A coworker at EC clued me in to a great website, The Public Domain Review:
http://publicdomainreview.org/
The site's description of itself:
The public domain is a vast commons of material that everyone is free to enjoy, share and build upon without restriction. All works eventually enter the public domain – from classic works of art, music and literature, to abandoned drafts, tentative plans, and overlooked fragments.
The Public Domain Review aspires to become a bounteous gateway into the whopping plenitude that is the public domain, helping our readers to explore this rich terrain by surfacing unusual and obscure works, and offering fresh reflections and unfamiliar angles on material which is more well known.

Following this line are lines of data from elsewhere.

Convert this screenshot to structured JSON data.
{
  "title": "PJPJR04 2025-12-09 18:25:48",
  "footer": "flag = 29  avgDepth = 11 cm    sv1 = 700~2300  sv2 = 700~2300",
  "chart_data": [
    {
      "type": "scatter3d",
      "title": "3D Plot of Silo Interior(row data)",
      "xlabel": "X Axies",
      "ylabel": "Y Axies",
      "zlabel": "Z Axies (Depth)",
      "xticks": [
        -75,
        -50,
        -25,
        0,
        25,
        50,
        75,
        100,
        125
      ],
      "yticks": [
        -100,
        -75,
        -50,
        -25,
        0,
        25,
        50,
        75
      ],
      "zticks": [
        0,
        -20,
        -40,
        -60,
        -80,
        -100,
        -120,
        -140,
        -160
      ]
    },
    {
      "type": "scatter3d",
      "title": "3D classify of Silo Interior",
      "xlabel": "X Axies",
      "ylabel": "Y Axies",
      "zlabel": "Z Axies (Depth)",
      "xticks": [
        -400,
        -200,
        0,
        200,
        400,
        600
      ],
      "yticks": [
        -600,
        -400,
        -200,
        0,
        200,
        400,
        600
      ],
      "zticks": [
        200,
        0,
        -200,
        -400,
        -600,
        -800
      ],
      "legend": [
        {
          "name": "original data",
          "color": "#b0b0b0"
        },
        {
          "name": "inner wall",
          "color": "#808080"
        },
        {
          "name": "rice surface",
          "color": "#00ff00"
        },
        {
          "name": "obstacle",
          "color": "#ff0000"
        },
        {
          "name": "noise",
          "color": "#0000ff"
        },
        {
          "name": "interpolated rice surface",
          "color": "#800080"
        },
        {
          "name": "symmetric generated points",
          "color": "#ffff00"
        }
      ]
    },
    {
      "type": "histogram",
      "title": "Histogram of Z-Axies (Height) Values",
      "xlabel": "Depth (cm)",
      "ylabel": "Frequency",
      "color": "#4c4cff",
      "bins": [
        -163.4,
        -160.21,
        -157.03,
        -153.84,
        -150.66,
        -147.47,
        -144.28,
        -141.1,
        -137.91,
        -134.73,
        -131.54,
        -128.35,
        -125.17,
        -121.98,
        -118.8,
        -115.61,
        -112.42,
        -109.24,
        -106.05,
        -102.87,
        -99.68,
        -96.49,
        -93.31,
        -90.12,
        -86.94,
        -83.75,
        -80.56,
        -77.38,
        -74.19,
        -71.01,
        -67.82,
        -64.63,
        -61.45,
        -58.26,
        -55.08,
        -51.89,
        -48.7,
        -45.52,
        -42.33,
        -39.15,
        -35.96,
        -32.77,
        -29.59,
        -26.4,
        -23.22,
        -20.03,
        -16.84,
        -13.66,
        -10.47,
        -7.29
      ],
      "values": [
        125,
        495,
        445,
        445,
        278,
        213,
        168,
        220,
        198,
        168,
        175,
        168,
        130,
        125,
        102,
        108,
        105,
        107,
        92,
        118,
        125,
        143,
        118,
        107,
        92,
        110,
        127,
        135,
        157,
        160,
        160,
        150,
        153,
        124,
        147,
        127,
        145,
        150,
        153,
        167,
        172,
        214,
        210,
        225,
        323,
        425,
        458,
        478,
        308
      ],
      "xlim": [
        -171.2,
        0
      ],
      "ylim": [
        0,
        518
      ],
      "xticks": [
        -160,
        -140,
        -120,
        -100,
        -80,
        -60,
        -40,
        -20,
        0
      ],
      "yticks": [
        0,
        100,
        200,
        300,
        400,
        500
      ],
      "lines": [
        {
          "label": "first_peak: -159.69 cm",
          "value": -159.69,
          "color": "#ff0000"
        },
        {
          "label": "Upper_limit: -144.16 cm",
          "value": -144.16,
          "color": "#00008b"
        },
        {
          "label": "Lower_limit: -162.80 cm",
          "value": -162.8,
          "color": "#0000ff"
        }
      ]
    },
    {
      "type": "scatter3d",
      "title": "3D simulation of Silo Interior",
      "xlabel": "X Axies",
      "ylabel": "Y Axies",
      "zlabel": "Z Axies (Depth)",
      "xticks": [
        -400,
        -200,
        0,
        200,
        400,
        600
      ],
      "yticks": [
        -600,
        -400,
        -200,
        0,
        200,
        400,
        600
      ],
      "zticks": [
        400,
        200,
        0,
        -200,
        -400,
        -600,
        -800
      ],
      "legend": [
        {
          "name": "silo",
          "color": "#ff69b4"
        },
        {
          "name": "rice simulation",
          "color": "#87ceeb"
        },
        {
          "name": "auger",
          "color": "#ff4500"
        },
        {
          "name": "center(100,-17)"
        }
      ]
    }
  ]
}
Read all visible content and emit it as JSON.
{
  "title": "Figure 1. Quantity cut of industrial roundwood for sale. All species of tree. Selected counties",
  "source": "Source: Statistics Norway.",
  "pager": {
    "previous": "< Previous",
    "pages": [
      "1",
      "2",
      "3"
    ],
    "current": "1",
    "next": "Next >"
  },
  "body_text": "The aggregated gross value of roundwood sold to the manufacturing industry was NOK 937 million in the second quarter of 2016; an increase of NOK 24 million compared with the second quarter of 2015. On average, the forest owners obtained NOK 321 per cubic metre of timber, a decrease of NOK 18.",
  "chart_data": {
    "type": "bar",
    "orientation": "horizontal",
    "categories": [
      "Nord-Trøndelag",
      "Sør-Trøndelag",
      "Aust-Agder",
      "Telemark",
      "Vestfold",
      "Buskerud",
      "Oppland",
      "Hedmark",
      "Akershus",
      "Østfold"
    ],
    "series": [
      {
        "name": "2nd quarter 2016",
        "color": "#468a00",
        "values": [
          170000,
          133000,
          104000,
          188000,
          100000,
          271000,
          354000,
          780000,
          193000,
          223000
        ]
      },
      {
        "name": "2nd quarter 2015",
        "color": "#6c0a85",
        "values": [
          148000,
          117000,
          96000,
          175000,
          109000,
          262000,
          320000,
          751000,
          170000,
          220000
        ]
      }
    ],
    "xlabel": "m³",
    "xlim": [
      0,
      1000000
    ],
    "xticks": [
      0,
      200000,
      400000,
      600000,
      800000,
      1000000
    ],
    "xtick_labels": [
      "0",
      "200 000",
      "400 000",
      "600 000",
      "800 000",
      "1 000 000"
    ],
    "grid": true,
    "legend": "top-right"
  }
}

By providing a curated collection of exotic scraps and marvellous rarities and linking to freely distributable copies of works in online archives and from far flung corners of the web, we hope to encourage readers to further utilise and explore public domain works by themselves.The site seems to mainly focus on books, but also covers film and images. Lots of weird and wonderful documents that few of us would likely ever discover on our own. I've already downloaded English as She is Spoke from 1884, and am enjoying browsing leisurely for other items of interest. Hmm, I'm rather tempted by The Criminal Prosecution and Capital Punishment of Animals from 1906 (animals tried for human crimes) and The Danger of Premature Interment from 1816 (make sure someone is really dead before you bury them).
The site encourages submission of articles about public domain works, and is open to suggestions for works to include.